A Rare Infection Following Combined Phacoemulsification And Intra-Ocular Lens Implantation Plus Descemet's Membrane Endothelial Keratoplasty

To raise awareness of nontuberculous mycobacteria (NTM), a rare post-surgical ocular infection.

NTM infections are rare, difficult to identify, often resulting in delayed diagnosis and ocular morbidity. NTM can affect all ocular tissues, and therefore can have diverse clinical presentations. Predisposing risk factors include ocular surgery, trauma, topical corticosteroids and immunocompromise. We present a case of an NTM infection following corneal surgery at Queen Alexandra Hospital, Portsmouth.

A 68-year-old female presented with a history Fuchs’ endothelial dystrophy and systemic lupus erythema. She had a combined right phacoemulsification and IOL implantation plus DMEK. 1 week postoperatively, all appeared routine. VA was 6/9, the graft was clear and attached.

2 weeks postoperatively, she presented with pain and blurred vision. Examination showed reduced VA to 6/60, conjunctival injection, intact corneal epithelium, diffuse corneal oedema with keratic precipitate clusters and bullae superotemporally and centrally. The graft was attached and no AC activity.

This was treated as postoperative uveitis but despite intensive topical steroids for 1 week, her VA reduced to HM, with progression of the inflammatory lesions and graft failure. She was taken to theatre for an AC tap, graft removal and intracameral voriconazole and cefuroxime. The delayed onset and progression raised suspicion of fungal infection and G natamycin 5% hourly, and G chloramphenicol 0.5% QDS was started.
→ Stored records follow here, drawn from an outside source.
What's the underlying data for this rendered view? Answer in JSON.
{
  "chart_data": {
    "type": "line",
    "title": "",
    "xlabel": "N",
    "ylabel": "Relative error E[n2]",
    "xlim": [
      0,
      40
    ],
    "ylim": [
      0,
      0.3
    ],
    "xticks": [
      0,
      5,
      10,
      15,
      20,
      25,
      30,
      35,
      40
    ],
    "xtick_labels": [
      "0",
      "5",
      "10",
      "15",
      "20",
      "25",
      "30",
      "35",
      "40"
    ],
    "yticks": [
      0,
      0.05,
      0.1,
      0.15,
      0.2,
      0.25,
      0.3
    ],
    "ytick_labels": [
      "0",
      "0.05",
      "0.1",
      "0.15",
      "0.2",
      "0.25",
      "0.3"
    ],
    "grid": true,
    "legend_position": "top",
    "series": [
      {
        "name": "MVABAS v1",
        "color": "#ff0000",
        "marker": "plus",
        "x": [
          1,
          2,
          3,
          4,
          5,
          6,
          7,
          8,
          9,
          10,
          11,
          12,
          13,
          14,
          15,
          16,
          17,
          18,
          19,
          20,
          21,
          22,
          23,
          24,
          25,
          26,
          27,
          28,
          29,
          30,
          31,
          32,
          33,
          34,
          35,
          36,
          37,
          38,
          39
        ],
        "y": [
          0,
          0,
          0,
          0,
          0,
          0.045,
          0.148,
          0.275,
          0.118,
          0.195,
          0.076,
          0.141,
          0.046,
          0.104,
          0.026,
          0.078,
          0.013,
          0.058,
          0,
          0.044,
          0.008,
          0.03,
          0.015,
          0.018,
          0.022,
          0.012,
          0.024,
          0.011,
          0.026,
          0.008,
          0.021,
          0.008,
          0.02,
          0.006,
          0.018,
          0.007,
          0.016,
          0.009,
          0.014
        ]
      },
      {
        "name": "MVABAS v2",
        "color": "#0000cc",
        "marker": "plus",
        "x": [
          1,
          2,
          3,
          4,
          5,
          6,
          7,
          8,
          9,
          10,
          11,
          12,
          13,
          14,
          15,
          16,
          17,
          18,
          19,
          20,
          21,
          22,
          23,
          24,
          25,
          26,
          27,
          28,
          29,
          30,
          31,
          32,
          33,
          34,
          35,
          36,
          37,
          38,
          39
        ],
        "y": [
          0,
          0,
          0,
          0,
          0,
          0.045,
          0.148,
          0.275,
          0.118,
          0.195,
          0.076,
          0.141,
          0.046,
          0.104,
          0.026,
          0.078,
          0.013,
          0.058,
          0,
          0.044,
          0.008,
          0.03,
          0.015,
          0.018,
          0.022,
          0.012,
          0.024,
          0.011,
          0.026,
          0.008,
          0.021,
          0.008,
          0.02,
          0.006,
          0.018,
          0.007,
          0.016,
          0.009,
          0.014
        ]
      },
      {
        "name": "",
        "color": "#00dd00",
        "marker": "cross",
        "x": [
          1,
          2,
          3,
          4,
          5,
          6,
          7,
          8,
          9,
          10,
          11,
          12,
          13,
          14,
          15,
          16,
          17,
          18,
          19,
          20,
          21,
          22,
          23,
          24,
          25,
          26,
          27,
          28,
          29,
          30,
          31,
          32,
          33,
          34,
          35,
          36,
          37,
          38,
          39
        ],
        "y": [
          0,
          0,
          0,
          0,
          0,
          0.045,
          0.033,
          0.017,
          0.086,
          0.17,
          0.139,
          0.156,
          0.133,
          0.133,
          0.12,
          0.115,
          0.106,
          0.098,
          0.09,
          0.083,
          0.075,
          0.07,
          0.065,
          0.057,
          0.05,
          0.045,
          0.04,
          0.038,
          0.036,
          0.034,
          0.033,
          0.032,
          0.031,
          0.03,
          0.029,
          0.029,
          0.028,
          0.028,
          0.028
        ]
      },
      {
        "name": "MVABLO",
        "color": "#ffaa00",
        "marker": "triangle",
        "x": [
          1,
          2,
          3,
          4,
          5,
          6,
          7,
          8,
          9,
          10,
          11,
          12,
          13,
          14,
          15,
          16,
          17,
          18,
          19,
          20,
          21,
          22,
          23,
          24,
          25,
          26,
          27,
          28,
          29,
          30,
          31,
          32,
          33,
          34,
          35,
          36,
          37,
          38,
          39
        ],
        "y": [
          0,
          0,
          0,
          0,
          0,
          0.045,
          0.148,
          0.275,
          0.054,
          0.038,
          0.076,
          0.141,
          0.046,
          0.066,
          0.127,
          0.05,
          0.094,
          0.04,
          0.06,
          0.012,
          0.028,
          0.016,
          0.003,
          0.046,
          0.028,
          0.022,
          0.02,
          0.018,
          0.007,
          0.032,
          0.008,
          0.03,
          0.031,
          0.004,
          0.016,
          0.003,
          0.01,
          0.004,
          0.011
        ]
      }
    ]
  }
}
She had worsening pain and inflammation over the next 4 weeks, with negative initial microbiology results. She was empirically treated for fungal infection with 3 further AC taps and intracameral voriconazole and cefuroxime. Eventually, microscopy revealed gram-positive rods, identified as mycobacterium chelonae via 16s PCR assay. Management was multidisciplinary with respiratory and microbiology, with four topical and two systemic antibiotics. Follow up showed improvement in pain and inflammation.

NTM infections are rare and difficult to identify, often resulting in delayed diagnosis and ocular morbidity. Clinicians should have a high index of suspicion of NTM infection in post-surgical cases not responding to standard treatment, particularly in immunocompromised patients. Clinical signs highly suggestive of NTM keratitis include a ‘cracked windshield’ appearance around the edge of infiltrates. Other clinical signs such as irregular margins or satellite lesions mimicking fungal keratitis or dendritic epithelial defects mimicking herpes keratitis in patients not responding treatment should be investigated. Modalities include microscopy, special NTM culture and 16s PCR. By sharing this case we hope to raise awareness and optimise care.